All or Nothing



             With this year's demise of FilmFour, there's been a lot of debate in the United Kingdom
     over the fate of "British cinema" with many local critics complaining of the prevalence of
     American influence on contemporary English, Scottish and Welsh filmmakers. If one were
     to take the most  pessimistic view, one would think that British cinema should be added to
     the endangered species list.  Well, like another "fabulous invalid" [the American theater], it
     only requires a handful of promising movies to galvanize and re-energize the flagging
     industry. 2002 has already seen several impressive films that push boundaries, engender
     controversy and/or take other risks, including  
The Lawless Heart (released in the US in
     2003),
AKA, Morvern Caller, and Sweet Sixteen. The latter was directed by former
     iconoclast Ken Loach, who along with Mike Leigh, has moved from the fringes to inherit
     the mantle of veteran filmmaker.

            All or Nothing, the latest offering from Mike Leigh, feels almost like a distillation of
     many of his previous films. Leigh's movie making process has been well documented: he
     commences with an idea, gathers his cast of actors and allows them to develop their roles
     and the script via improvisation. Like Woody Allen, Leigh has a tendency to explore similar
     themes in his films,most notably the complexities of familial dysfunction. (Unlike Allen's movies,
     however, a Mike Leigh film is more likely to focus on the economically deprived.) The overall
     effects are bleak and emotionally raw, but dramatically loose, much like "real life."

             Building on familiar Leigh territory,
All or Nothing focuses on the denizens of a
     south London council estate (what Americans might call a "project"). The central figures of
     the drama are Phil (Timothy Spall), a depressed cab driver, and his common-law spouse
     Penny (Lesley Manville), a supermarket cashier. Barely scraping by on their combined
     income, they have raised two overweight children, the stoic Rachel (Alison Garland), who
     toils as a cleaner at an old age home, and the foul-mouthed, belligerent, and lazy Rory
     (James Corden), who spends his day moving from the dinner table to the couch when
     he's not out picking fights while playing soccer with the neighbors. These are people
     definitely living lives of quiet desperation.

             Leigh gives the audience glimpses of their neighbors (any one of which may have been
     a protagonist in a drama). There's Penny's co-worker and pal Maureen (the superb Ruth
     Sheen), whose positive outlook and chirpy demeanor makes her seem an alien in this
     territory. Maureen is a single mother raising the sullen Donna (Helen Coker), who has
     recently learned she's pregnant by her boorish, bullying boyfriend. By the film's end, these
     two women come to realize just how alike they are and begin to move toward reconciliation.
     Then there are Ron (Paul Jesson), who works with Phil, and his alcoholic wife Carol (Marion
     Bailey) and their sexpot daughter Samantha (Sally Hawkins), who is clearly on her way
     to a life as a prostitute as her means of escape.

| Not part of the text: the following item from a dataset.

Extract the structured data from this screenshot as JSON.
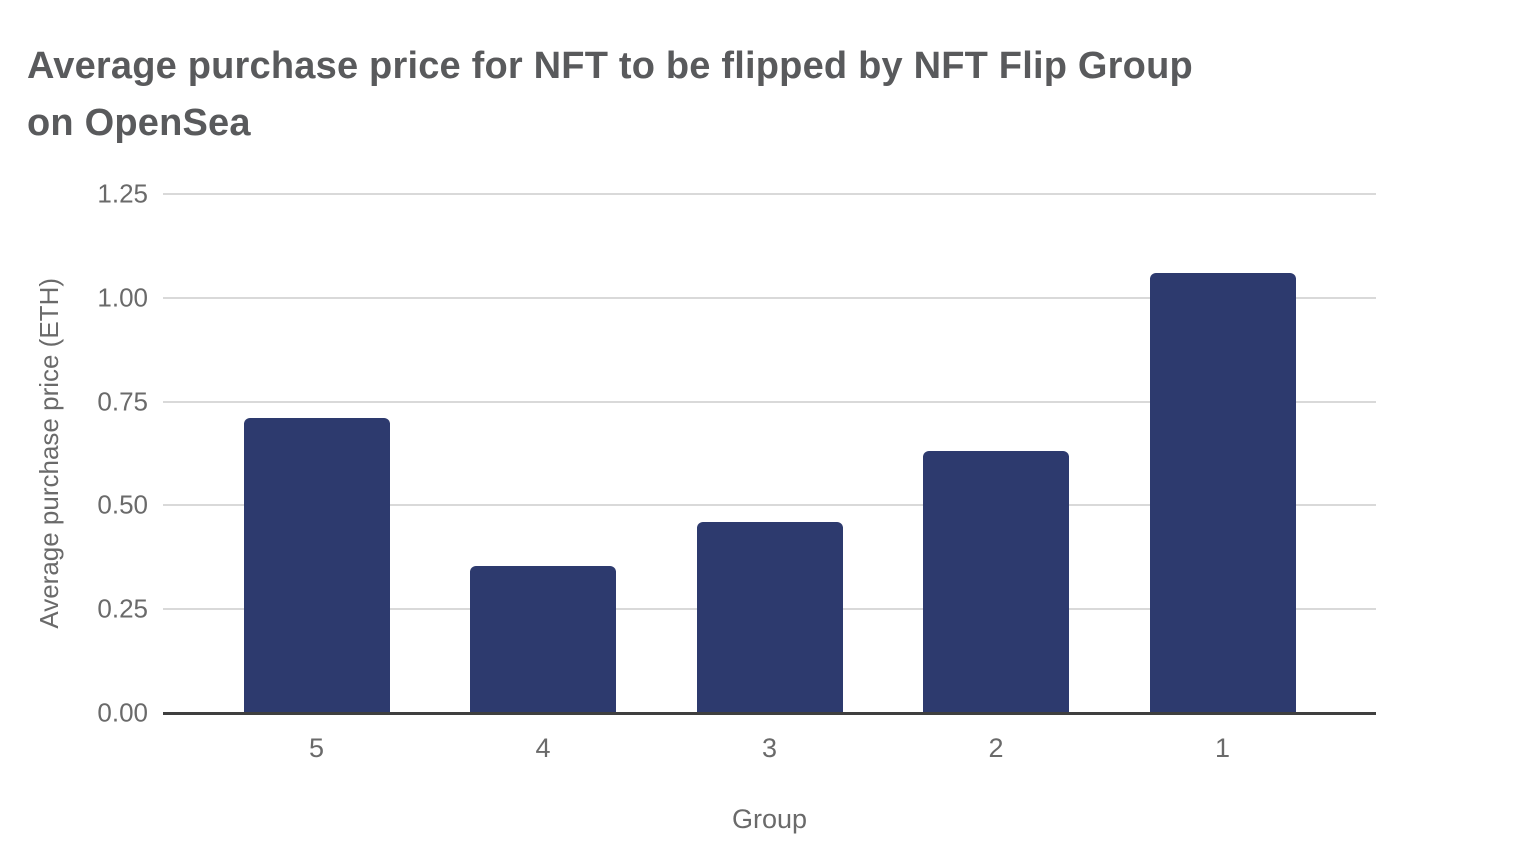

             Because the director hires a mix of professionals and amateurs, the acting in a Leigh
     film can be hit or miss. In the case of
All or Nothing, though, it's mostly hits. Spall, with
     his lanky hair and perpetually hangdog expression, dominates the film. He is collapsing
     into himself with frustration, browbeaten by his wife and kids. (When his son curses and
     shouts at his mother, Spall's Phil seems to retreat even farther into himself and mutters
     things like "Rory's at a difficult age.") There are sequences of Phil and his passengers,
     none of whom seem to make an impression on him, except for a French woman
     (Kathryn Hunter in a scene-stealing turn) who asks the driver such personal questions
     that she sparks a bout of contemplation that it causes Phil to spend a day alone. It
     happens that a family near-tragedy occurs which is the final catalyst for a heartbreaking
     confrontation between Phil and Penny that leads to a tentative truce and as close to a
     happy ending as Leigh can muster.

             Lesley Manville is superlative as Penny, a small birdlike woman made bitter by her
     circumstances. Her Penny is perpetually annoyed, with the tedium of her job, with frustration
     at her seemingly unambitious spouse who appears to have passed on to their son the
     same quality. The actress offers a delicately layered performance that is anchored in
     reality and at times it becomes almost too painful to watch her, but the audience cannot
     turn away. She is the perfect embodiment of the film's title. For Manville and her
     character, it truly is
All or Nothing.

     

                                  
Rating:                            A -
                                  
MPAA Rating:               R for pervasive language, some sexuality, and
                                                                                       brief nudity
                                
  Running time:              128 mins.